Als Reaktion auf die Schändung des sowjetischen Ehrenmals hatten zum Jahreswechsel 1989/90 in Treptow wohnende Verfolgte des Naziregimes, Hinterbliebene und Nachkommen die »antiFa Treptow« gegründet. Zu ihren jährlichen Veranstaltungen gehört seit 1990 der Tag der Befreiung. Vor der »Mutter Heimat« im Sowjetischen Ehrenmal gedenken Mitglieder der Vereinigung der Verfolgten des Naziregimes - Bund der Antifaschistinnen und Antifaschisten (VVN-BdA) gemeinsam mit Vertretern der Russischen und Belorussischen Botschaft sowie Schülern und Einwohnern der über 50 000 bei der Befreiung Berlins gefallenen Rotarmisten. Weitere Treffpunkte für uns sind am 8. Mai sowjetische Ehrenmale im Tiergarten, in der Schönholzer Heide in Pankow sowie Gedenktafeln in Buch, Lichtenberg, Prenzlauer Berg, Friedrichshain, Köpenick, Marzahn, Malchow und Charlottenburg, die auf den Zeitpunkt der Befreiung in den Stadtteilen verweisen.

ndPodcast zum 8. Mai - Von Tim Zülch

2006 hat die vielfach von jungen Mitgliedern der VVN-BdA ins Leben gerufene Basisorganisation »8. Mai« vorgeschlagen, den in Russland und anderen Nachfolgestaaten der Sowjetunion gefeierten Tag des Sieges, den 9. Mai, ebenso zu begehen. Unterm Motto »Wer nicht feiert, hat verloren« gibt es seitdem am 9. Mai auf dem Parkplatz am Treptower Rosengarten und seit 2016 am Südeingang des Sowjetischen Ehrenmals ein abwechslungsreiches Festprogramm. Der Leitgedanke: »Solidarität statt Nationalismus«. Auch in Berlin lebende ehemalige Sowjetbürger verfolgten mit großer Anteilnahme die auf Deutsch und Russisch moderierten Veranstaltungen.

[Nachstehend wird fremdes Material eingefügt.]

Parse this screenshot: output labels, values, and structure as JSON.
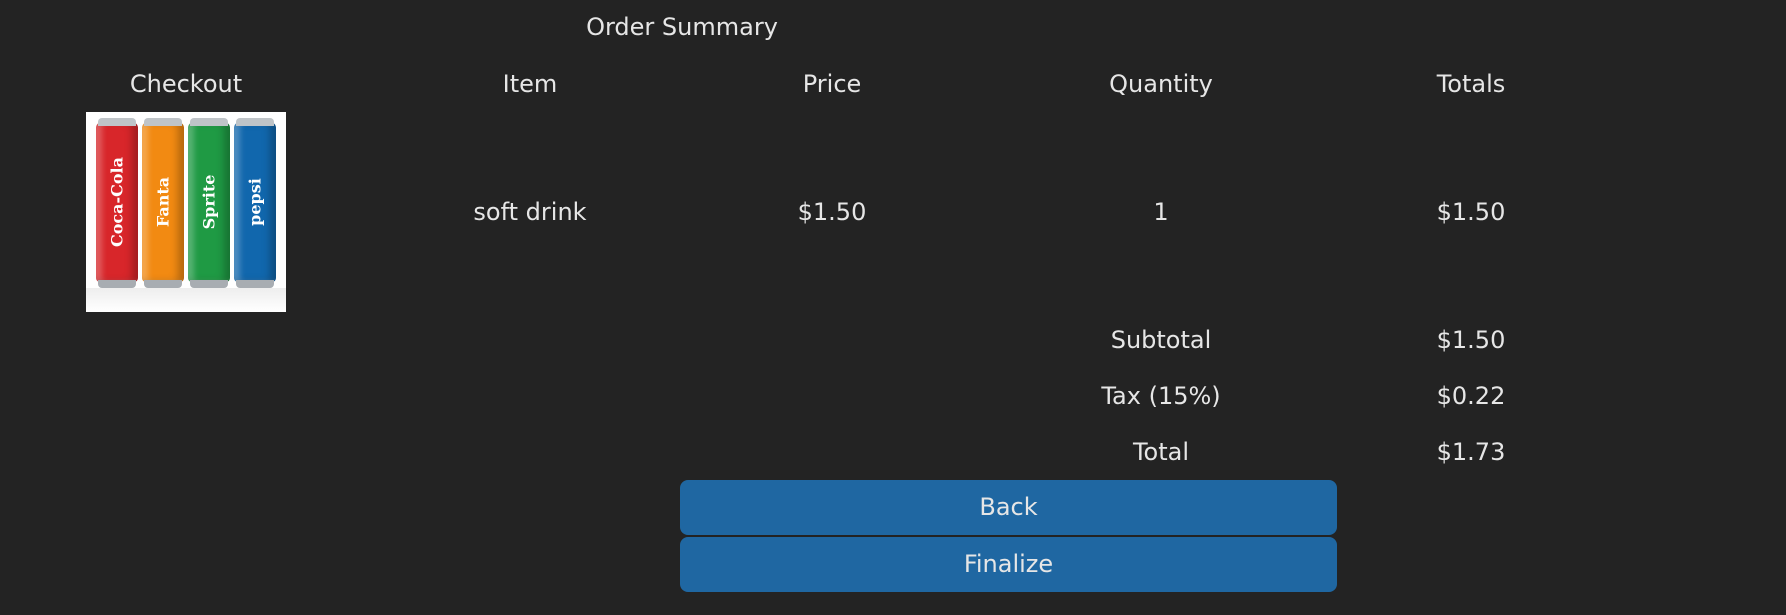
{
  "header": {
    "title": "Order Summary",
    "checkout_label": "Checkout"
  },
  "columns": {
    "item": "Item",
    "price": "Price",
    "quantity": "Quantity",
    "totals": "Totals"
  },
  "order": {
    "items": [
      {
        "name": "soft drink",
        "price": "$1.50",
        "quantity": "1",
        "total": "$1.50"
      }
    ]
  },
  "summary": {
    "subtotal_label": "Subtotal",
    "subtotal_value": "$1.50",
    "tax_label": "Tax (15%)",
    "tax_value": "$0.22",
    "total_label": "Total",
    "total_value": "$1.73"
  },
  "actions": {
    "back_label": "Back",
    "finalize_label": "Finalize"
  },
  "thumbnail": {
    "cans": [
      {
        "color": "#d8262a",
        "label": "Coca-Cola"
      },
      {
        "color": "#f28a12",
        "label": "Fanta"
      },
      {
        "color": "#1f9a44",
        "label": "Sprite"
      },
      {
        "color": "#1167ad",
        "label": "pepsi"
      }
    ]
  },
  "colors": {
    "background": "#232323",
    "text": "#e6e6e6",
    "button": "#1f67a2"
  }
}
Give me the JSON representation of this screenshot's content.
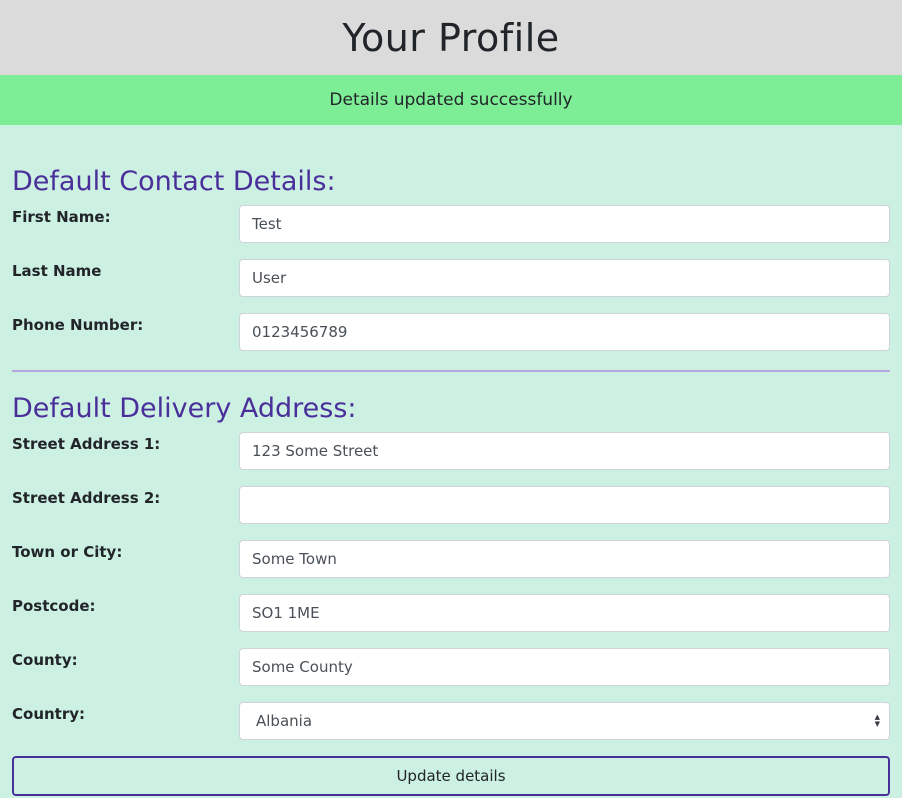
{
  "header": {
    "title": "Your Profile"
  },
  "alert": {
    "message": "Details updated successfully"
  },
  "contact": {
    "heading": "Default Contact Details:",
    "fields": [
      {
        "label": "First Name:",
        "value": "Test"
      },
      {
        "label": "Last Name",
        "value": "User"
      },
      {
        "label": "Phone Number:",
        "value": "0123456789"
      }
    ]
  },
  "delivery": {
    "heading": "Default Delivery Address:",
    "fields": [
      {
        "label": "Street Address 1:",
        "value": "123 Some Street"
      },
      {
        "label": "Street Address 2:",
        "value": ""
      },
      {
        "label": "Town or City:",
        "value": "Some Town"
      },
      {
        "label": "Postcode:",
        "value": "SO1 1ME"
      },
      {
        "label": "County:",
        "value": "Some County"
      }
    ],
    "country": {
      "label": "Country:",
      "selected": "Albania"
    }
  },
  "submit": {
    "label": "Update details"
  },
  "colors": {
    "header_bg": "#dbdbdb",
    "alert_bg": "#7ded96",
    "page_bg": "#ccf0e2",
    "heading_accent": "#4a2f9b"
  }
}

Für 2020 hat der Berliner Senat beschlossen, den 75. Jahrestag der Befreiung, den 8. Mai, als gesetzlichen Gedenk- und Feiertag zu begehen und mit umfangreichen Kulturangeboten zu begleiten. Letzteres verhindert nun leider das Coronavirus. VVN-BdA ruft deshalb die Bürger und Bürgerinnen auf, wegen der Kontakt- und Ausgangsbeschränkungen bereits in den nächsten Tagen in kleinen Gruppen Stätten der Erinnerung an die Befreier vom Faschismus aufzusuchen und Blumen niederzulegen. Und darüber hinaus die von der Auschwitzüberlebenden Esther Bejarano gestartete Unterschriftensammlung, den 8. Mai zum Feiertag in ganz Deutschland zu erheben, zu unterstützen. Über 54 000 Menschen haben diese bereits unterzeichnet, 75 000 sind unser Ziel.